C'était froid, comme sa main. Je me rappelais tout ce qu'il avait dit à Dumbledore une semaine plus tôt, que j'avais assez sacrifié pour la Cause, et tout ce que je venais d'apprendre de son passé, tout ce que le directeur m'avait raconté.
-J-je... je dois partir...monsieur; marmonnai-je en regardant partout sauf l'adulte devant moi.
Soudain sa main libre dans mon champ de vision, et puis ses longs doigts glacés autour de mon menton qui me forcent à le regarder dans les yeux. Ses yeux emplis de ténèbres, d'une rage froide, même si sa magie s'est apaisée. J'examinai l'adulte, son nez tordu, sa peau comme de la cire, ses cernes, ses cheveux graisseux qui pendaient, ses lèvres blêmes et les contours osseux de son visage. Il avait tellement souffert, toutes ces années.
-Ne me détestez pas, s'il vous plaît; murmurai-je encore plus bas. Mes meilleurs amis sont là-bas, ils m'attendent... ils ont besoin de moi...
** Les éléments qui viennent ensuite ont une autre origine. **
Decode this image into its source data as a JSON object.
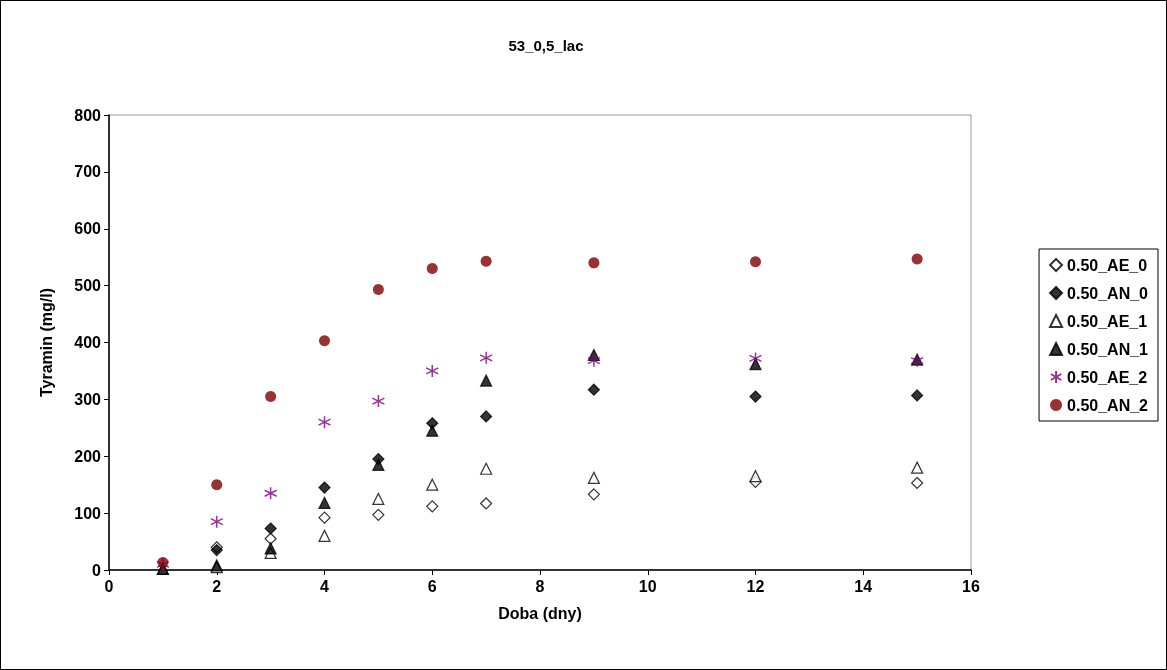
{
  "chart_data": {
    "type": "scatter",
    "title": "53_0,5_lac",
    "xlabel": "Doba (dny)",
    "ylabel": "Tyramin (mg/l)",
    "xlim": [
      0,
      16
    ],
    "xticks": [
      0,
      2,
      4,
      6,
      8,
      10,
      12,
      14,
      16
    ],
    "ylim": [
      0,
      800
    ],
    "yticks": [
      0,
      100,
      200,
      300,
      400,
      500,
      600,
      700,
      800
    ],
    "x": [
      1,
      2,
      3,
      4,
      5,
      6,
      7,
      9,
      12,
      15
    ],
    "grid": false,
    "legend": "right",
    "series": [
      {
        "name": "0.50_AE_0",
        "color": "#ffffff",
        "marker": "diamond",
        "values": [
          null,
          40,
          55,
          92,
          97,
          112,
          117,
          133,
          155,
          153
        ]
      },
      {
        "name": "0.50_AN_0",
        "color": "#000000",
        "marker": "diamond",
        "values": [
          null,
          35,
          73,
          145,
          195,
          258,
          270,
          317,
          305,
          307
        ]
      },
      {
        "name": "0.50_AE_1",
        "color": "#ffffff",
        "marker": "triangle",
        "values": [
          2,
          5,
          30,
          60,
          125,
          150,
          178,
          162,
          165,
          180
        ]
      },
      {
        "name": "0.50_AN_1",
        "color": "#000000",
        "marker": "triangle",
        "values": [
          2,
          8,
          38,
          118,
          185,
          245,
          333,
          378,
          362,
          370
        ]
      },
      {
        "name": "0.50_AE_2",
        "color": "#800080",
        "marker": "cross",
        "values": [
          10,
          85,
          135,
          260,
          297,
          350,
          373,
          368,
          372,
          368
        ]
      },
      {
        "name": "0.50_AN_2",
        "color": "#800000",
        "marker": "circle",
        "values": [
          13,
          150,
          305,
          403,
          493,
          530,
          543,
          540,
          542,
          547
        ]
      }
    ]
  }
}
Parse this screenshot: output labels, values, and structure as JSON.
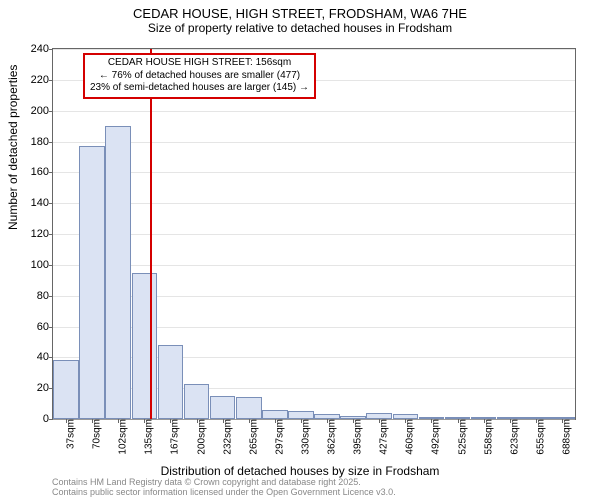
{
  "title": "CEDAR HOUSE, HIGH STREET, FRODSHAM, WA6 7HE",
  "subtitle": "Size of property relative to detached houses in Frodsham",
  "ylabel": "Number of detached properties",
  "xlabel": "Distribution of detached houses by size in Frodsham",
  "footer_line1": "Contains HM Land Registry data © Crown copyright and database right 2025.",
  "footer_line2": "Contains public sector information licensed under the Open Government Licence v3.0.",
  "chart": {
    "type": "histogram",
    "bar_fill": "#dbe3f3",
    "bar_border": "#7a8fb8",
    "bg": "#ffffff",
    "border_color": "#666666",
    "grid_color": "#cccccc",
    "ylim": [
      0,
      240
    ],
    "ytick_step": 20,
    "yticks": [
      0,
      20,
      40,
      60,
      80,
      100,
      120,
      140,
      160,
      180,
      200,
      220,
      240
    ],
    "xticks": [
      "37sqm",
      "70sqm",
      "102sqm",
      "135sqm",
      "167sqm",
      "200sqm",
      "232sqm",
      "265sqm",
      "297sqm",
      "330sqm",
      "362sqm",
      "395sqm",
      "427sqm",
      "460sqm",
      "492sqm",
      "525sqm",
      "558sqm",
      "623sqm",
      "655sqm",
      "688sqm"
    ],
    "bar_values": [
      38,
      177,
      190,
      95,
      48,
      23,
      15,
      14,
      6,
      5,
      3,
      2,
      4,
      3,
      1,
      1,
      1,
      1,
      1,
      1
    ],
    "reference_line": {
      "position": 3.7,
      "color": "#d40000"
    },
    "annotation": {
      "line1": "CEDAR HOUSE HIGH STREET: 156sqm",
      "line2": "← 76% of detached houses are smaller (477)",
      "line3": "23% of semi-detached houses are larger (145) →",
      "border_color": "#d40000",
      "bg_color": "#ffffff"
    }
  }
}
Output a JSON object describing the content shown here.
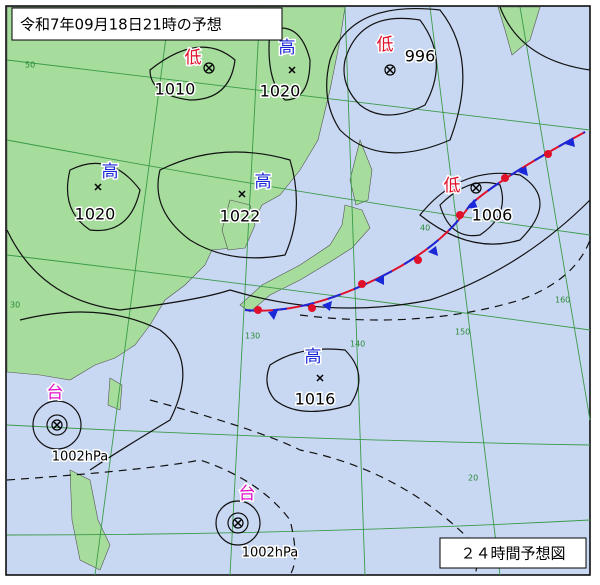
{
  "header": {
    "title": "令和7年09月18日21時の予想"
  },
  "footer": {
    "label": "２４時間予想図"
  },
  "systems": [
    {
      "kind": "低",
      "pressure": 1010
    },
    {
      "kind": "高",
      "pressure": 1020
    },
    {
      "kind": "低",
      "pressure": 996
    },
    {
      "kind": "高",
      "pressure": 1020
    },
    {
      "kind": "高",
      "pressure": 1022
    },
    {
      "kind": "低",
      "pressure": 1006
    },
    {
      "kind": "高",
      "pressure": 1016
    },
    {
      "kind": "台",
      "pressure": "1002hPa"
    },
    {
      "kind": "台",
      "pressure": "1002hPa"
    }
  ],
  "graticule_labels": [
    "50",
    "40",
    "30",
    "20",
    "130",
    "140",
    "150",
    "160"
  ]
}
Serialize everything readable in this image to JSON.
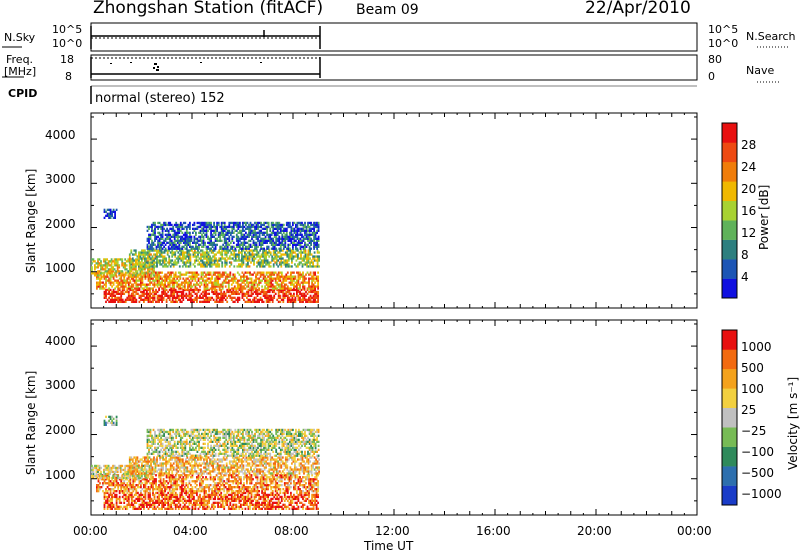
{
  "header": {
    "title": "Zhongshan Station (fitACF)",
    "beam": "Beam 09",
    "date": "22/Apr/2010"
  },
  "strips": {
    "nsky_label": "N.Sky",
    "nsky_ticks": [
      "10^5",
      "10^0"
    ],
    "nsearch_label": "N.Search",
    "freq_label_1": "Freq.",
    "freq_label_2": "[MHz]",
    "freq_ticks": [
      "18",
      "8"
    ],
    "nave_ticks": [
      "80",
      "0"
    ],
    "nave_label": "Nave",
    "cpid_label": "CPID",
    "cpid_text": "normal (stereo) 152"
  },
  "chart_data": [
    {
      "type": "heatmap",
      "panel": "power",
      "ylabel": "Slant Range [km]",
      "yticks": [
        "4000",
        "3000",
        "2000",
        "1000"
      ],
      "ylim": [
        180,
        4590
      ],
      "xlim": [
        0,
        24
      ],
      "colorbar_label": "Power [dB]",
      "colorbar_ticks": [
        "28",
        "24",
        "20",
        "16",
        "12",
        "8",
        "4"
      ],
      "colorbar_colors": [
        "#1010e0",
        "#1c55b5",
        "#2d7f7f",
        "#5fb25a",
        "#a8d232",
        "#f0b800",
        "#f07d0a",
        "#ee4a12",
        "#e81010"
      ],
      "regions": [
        {
          "t": [
            0.5,
            9.0
          ],
          "r": [
            300,
            600
          ],
          "level": 0.9
        },
        {
          "t": [
            0.2,
            9.0
          ],
          "r": [
            600,
            1000
          ],
          "level": 0.7
        },
        {
          "t": [
            0.0,
            2.5
          ],
          "r": [
            900,
            1300
          ],
          "level": 0.55
        },
        {
          "t": [
            1.5,
            9.0
          ],
          "r": [
            1100,
            1500
          ],
          "level": 0.45
        },
        {
          "t": [
            2.2,
            9.0
          ],
          "r": [
            1500,
            2100
          ],
          "level": 0.2
        },
        {
          "t": [
            0.5,
            1.0
          ],
          "r": [
            2200,
            2400
          ],
          "level": 0.05
        }
      ]
    },
    {
      "type": "heatmap",
      "panel": "velocity",
      "ylabel": "Slant Range [km]",
      "yticks": [
        "4000",
        "3000",
        "2000",
        "1000"
      ],
      "ylim": [
        180,
        4590
      ],
      "xlim": [
        0,
        24
      ],
      "xlabel": "Time UT",
      "xticks": [
        "00:00",
        "04:00",
        "08:00",
        "12:00",
        "16:00",
        "20:00",
        "00:00"
      ],
      "colorbar_label": "Velocity [m s⁻¹]",
      "colorbar_ticks": [
        "1000",
        "500",
        "100",
        "25",
        "−25",
        "−100",
        "−500",
        "−1000"
      ],
      "colorbar_colors": [
        "#1a3cc8",
        "#2d6fae",
        "#2f8a5b",
        "#77bb55",
        "#c0c0c0",
        "#f2d040",
        "#f4a21c",
        "#f26a10",
        "#e81010"
      ],
      "regions": [
        {
          "t": [
            0.5,
            9.0
          ],
          "r": [
            300,
            700
          ],
          "level": 0.85
        },
        {
          "t": [
            0.2,
            9.0
          ],
          "r": [
            700,
            1100
          ],
          "level": 0.75
        },
        {
          "t": [
            0.0,
            2.5
          ],
          "r": [
            1000,
            1300
          ],
          "level": 0.55
        },
        {
          "t": [
            1.5,
            9.0
          ],
          "r": [
            1100,
            1500
          ],
          "level": 0.65
        },
        {
          "t": [
            2.2,
            9.0
          ],
          "r": [
            1500,
            2100
          ],
          "level": 0.5
        },
        {
          "t": [
            0.5,
            1.0
          ],
          "r": [
            2200,
            2400
          ],
          "level": 0.35
        }
      ]
    }
  ]
}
Je les avais vu en rêve, en cauchemar. Je savais qu'il le fallait. Mon moi de dix-sept ans mourrait de ne pas pouvoir les rejoindre.
Rogue soupira.
-Je ne vous déteste pas.
Choquée, je le fixai. Lui en desserra son emprise, et sa main droite quitta mon menton pour remonter caresser ma joue, finir par se perdre dans mes cheveux. Il caressa les longues mèches noires, les traits crispés. Moi aussi, il y avait tellement d'émotions, de messages contradictoires. Pourtant, tout ce que je voulais... Je serrai les doigts autour de sa cape avant de me coller à lui et de le serrer fort dans mes bras. J'avais l'oreille contre son coeur, le front caché au creux de sa robe de sorcier, il y faisait chaud et j'étais en sécurité. L'instant d'après ses propres bras venaient s'enrouler autour de moi. La poigne était t-trop forte, c'était douloureux. Mais je ne fis rien pour m'écarter. Le dossier du canapé était entre nous deux et... Rogue me souleva soudain au-dessus du siège pour m'étreindre enfin tout contre lui. Il alla s'asseoir dans son fauteuil et puis nous ne bougeâmes plus.